Implement a multi-threaded C++ renderer for a decent speed boost.

2025-01-31 12:13:49 +01:00 · 2021-05-20 03:51:43 +00:00 · 2021-05-20 03:51:43 +00:00 · 0d648f1371
commit 0d648f1371
parent f15ba3c718
3 changed files with 156 additions and 19 deletions
--- a/bemani/format/afp/blend.py
+++ b/bemani/format/afp/blend.py
@ -153,7 +153,7 @@ except ImportError:
        miny = max(int(min(pix1.y, pix2.y, pix3.y, pix4.y)), 0)
        maxy = min(int(max(pix1.y, pix2.y, pix3.y, pix4.y)) + 1, imgheight)

-        if maxx <= 0 or maxy <= 0:
+        if maxx <= minx or maxy <= miny:
            # This image is entirely off the screen!
            return img

--- a/bemani/format/afp/blendalt.pyx
+++ b/bemani/format/afp/blendalt.pyx
@ -1,3 +1,4 @@
+import multiprocessing
 from PIL import Image  # type: ignore
 from typing import Tuple

@ -43,7 +44,7 @@ cdef extern int affine_composite_fast(
    unsigned char *texdata,
    unsigned int texwidth,
    unsigned int texheight,
-    int single_threaded
+    unsigned int threads
 )

 def affine_composite(
@ -89,7 +90,7 @@ def affine_composite(
    miny = max(int(min(pix1.y, pix2.y, pix3.y, pix4.y)), 0)
    maxy = min(int(max(pix1.y, pix2.y, pix3.y, pix4.y)) + 1, imgheight)

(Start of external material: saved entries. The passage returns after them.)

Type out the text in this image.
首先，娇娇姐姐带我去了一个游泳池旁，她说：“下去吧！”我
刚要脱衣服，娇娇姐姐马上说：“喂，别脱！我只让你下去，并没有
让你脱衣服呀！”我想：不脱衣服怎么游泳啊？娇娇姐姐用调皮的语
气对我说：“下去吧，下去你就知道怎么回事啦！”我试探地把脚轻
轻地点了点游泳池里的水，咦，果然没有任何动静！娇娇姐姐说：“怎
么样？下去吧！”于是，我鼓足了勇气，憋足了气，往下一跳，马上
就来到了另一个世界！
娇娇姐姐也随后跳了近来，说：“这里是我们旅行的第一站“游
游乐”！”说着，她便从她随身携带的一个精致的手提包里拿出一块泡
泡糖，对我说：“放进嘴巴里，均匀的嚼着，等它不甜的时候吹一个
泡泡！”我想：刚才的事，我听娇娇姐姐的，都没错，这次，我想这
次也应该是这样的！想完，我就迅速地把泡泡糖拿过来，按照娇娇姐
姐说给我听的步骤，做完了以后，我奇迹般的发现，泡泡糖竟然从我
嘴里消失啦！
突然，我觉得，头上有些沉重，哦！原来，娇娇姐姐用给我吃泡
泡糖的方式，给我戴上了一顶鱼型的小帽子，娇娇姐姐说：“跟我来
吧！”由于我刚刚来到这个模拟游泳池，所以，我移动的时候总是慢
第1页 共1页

-    if maxx <= 0 or maxy <= 0:
+    if maxx <= minx or maxy <= miny:
        # This image is entirely off the screen!
        return img

@ -102,6 +103,7 @@ def affine_composite(
    cdef floatcolor_t c_multcolor = floatcolor_t(r=mult_color.r, g=mult_color.g, b=mult_color.b, a=mult_color.a)
    cdef matrix_t c_inverse = matrix_t(a=inverse.a, b=inverse.b, c=inverse.c, d=inverse.d, tx=inverse.tx, ty=inverse.ty)
    cdef point_t c_origin = point_t(x=origin.x, y=origin.y)
+    cdef unsigned int threads = 1 if single_threaded else multiprocessing.cpu_count()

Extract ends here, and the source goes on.